Recently, there’s been a discussion on The WELL about how some people are having trouble viewing pages on Fotolog.net. It turns out that Fotolog is restricting access to images based on the HTTP Referer (yes, that’s how it’s spelled in HTTP) header in an unfortunate way. Surely their goal is to prevent bandwidth thieves (intentional or otherwise) from embedding Fotolog images directly into their own pages. That’s a serious problem, but Fotolog’s solution is not good.
Rules to limit image access based on Referer are pretty common. It’s one of the first things most people think of when they discover they have a problem with people using their images on other sites. And it tends to work fairly well. But a lot of people who implement Referer restrictions don’t really understand all the implications, limitations and tricky configuration issues.

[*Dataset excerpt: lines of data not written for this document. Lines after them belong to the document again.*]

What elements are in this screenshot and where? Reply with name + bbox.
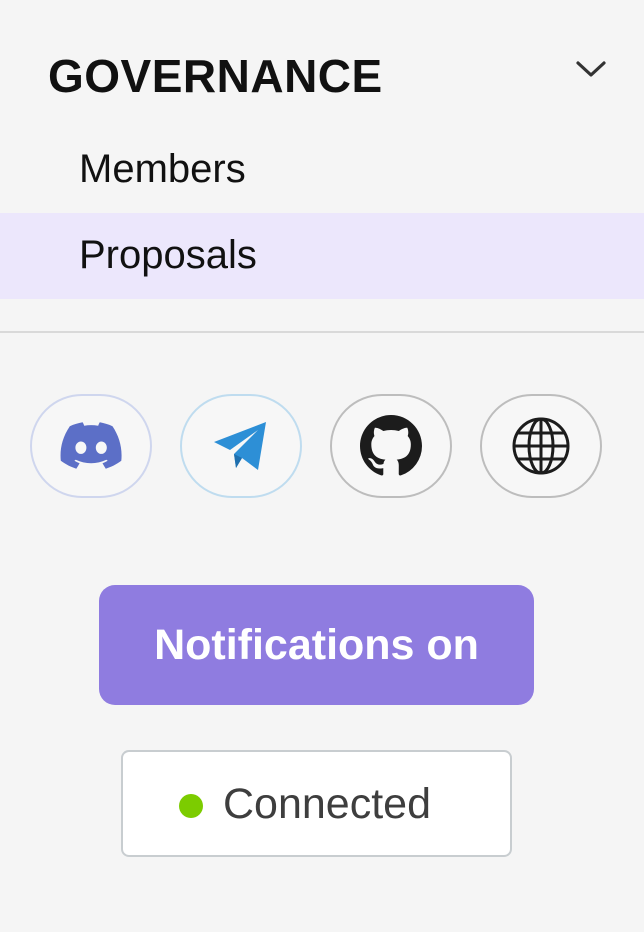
nav-item-members[interactable]: Members [0, 127, 644, 213]
status-dot-icon [179, 794, 203, 818]
github-button[interactable] [330, 394, 452, 498]
nav-item-label: Proposals [79, 233, 257, 277]
telegram-icon [214, 422, 266, 470]
nav-item-proposals[interactable]: Proposals [0, 213, 644, 299]
telegram-button[interactable] [180, 394, 302, 498]
globe-icon [512, 417, 570, 475]
notifications-button[interactable]: Notifications on [99, 585, 534, 705]
discord-button[interactable] [30, 394, 152, 498]
governance-section-header[interactable]: GOVERNANCE [0, 40, 644, 112]
nav-item-label: Members [79, 147, 246, 191]
connection-status[interactable]: Connected [121, 750, 512, 857]
divider [0, 331, 644, 333]
discord-icon [60, 422, 122, 469]
chevron-down-icon[interactable] [574, 58, 608, 80]
sidebar-panel: GOVERNANCE Members Proposals Notificatio… [0, 0, 644, 932]
github-icon [360, 415, 422, 476]
connection-status-label: Connected [223, 780, 431, 828]
section-title: GOVERNANCE [48, 50, 383, 102]
website-button[interactable] [480, 394, 602, 498]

There are a few key things to always remember when setting up Referer-based access control.
The first issue is the one that tends to cause the most problems, and it’s the one that Fotolog appears to have gotten wrong. It’s a big mistake to set up your access controls so that requests without Referers are denied. There are several legitimate access cases in which the Referer may not exist. Some desktop firewall products such as ZoneAlarm have features to remove the Referer header from HTTP requests. Whether this is a wise feature to enable is up for debate, but it’s out there and it is used. Some proxy servers and anonymizers also remove the Referer from requests. And there are a few HTTP clients and browsers floating around that don’t send a Referer header. All of these products are likely to be used by some portion of your site’s legitimate viewers. If you don’t allow requests without Referers, you’re going to be keeping these people out of your site. Permitting Refererless requests shouldn’t significantly decrease the effectiveness of your access rules. As long as they deny requests with invalid (but not empty) Referers, they’ll make embedding your images in other sites’ pages largely useless. The vast majority of viewers of the outside pages will send a Referer and will be denied.
My second point, that legitimate Referers aren’t always what you expect, is less common but it still catches a lot of people. When you turn on Referer checking, you should be absolutely sure about where your legitimate accesses come from. The best way to do this is to look at the Referers in your web logs and classify each of them as allowed or disallowed. There are a lot of off-site Referers that people want to allow. For example, do you ever sell anything on eBay with the images on your server? If so, you’d better let in Referers from eBay or it’s going to be embarrassing. Ever email friends direct links to an image? If you do, you might want to allow Referers from Hotmail and Yahoo! Mail. Also keep in mind the various names that your own site may be referred to as. Both www.sharding.org and sharding.org work to get to my site, so I’d have to be careful to construct my Referer rules to allow them both.
For some types of access control, it’s also very important to remember that the Referer header can be spoofed. Generally, if this fact causes a problem for your site, it means that you’re going about something the wrong way. You should never rely on the accuracy of data supplied by a user for security. This includes everything in the HTTP headers. Blocking access by Referer tends to work pretty well for preventing people from embedding your images in other pages because it makes their page not work for all of their visitors. That’s probably a reasonable (though surely not foolproof) use of Referer. On the other hand, I’ve seen some sites do things like try to keep people from downloading their photos by enforcing a Referer constraint and disabling right-click with Javascript. I’ve seen other sites that "password protect" areas of their site by making you go through an authentication page and from then on only checking that your Referer header indicates that you’re coming from one of their other pages. There are so many things wrong with these strategies that I could write a novel about it. I’ll just say this: access control based on Referer is at best a mild deterrent.
If you decide to implement any Referer-based controls, I urge you to not only keep these points in mind, but test it extensively. Clear your cache between tests. And test it from other computers, networks and browsers. One common mistake I’ve seen people make is that they’ll view the page, put in the access controls, reload the page and assume that since the images are there, the configuration is correct. Unfortunately, if the image is in your browser’s cache (and you haven’t done something to force the browser to reload it from the server), it may display fine for you while it will fail for everyone else.
Presumably you think you have some good content if you are concerned enough about other people using it to want to put in Referer checks. If you have good content, you want people to see it. So the number one rule should always be to make sure things work properly for legitimate visitors. Keep that in mind as your set up your rules and your visitors will thank you.
Update (12:55 PDT, 03-13-2003): Fotolog has corrected their configuration. They should now be allowing requests for images without Referer headers.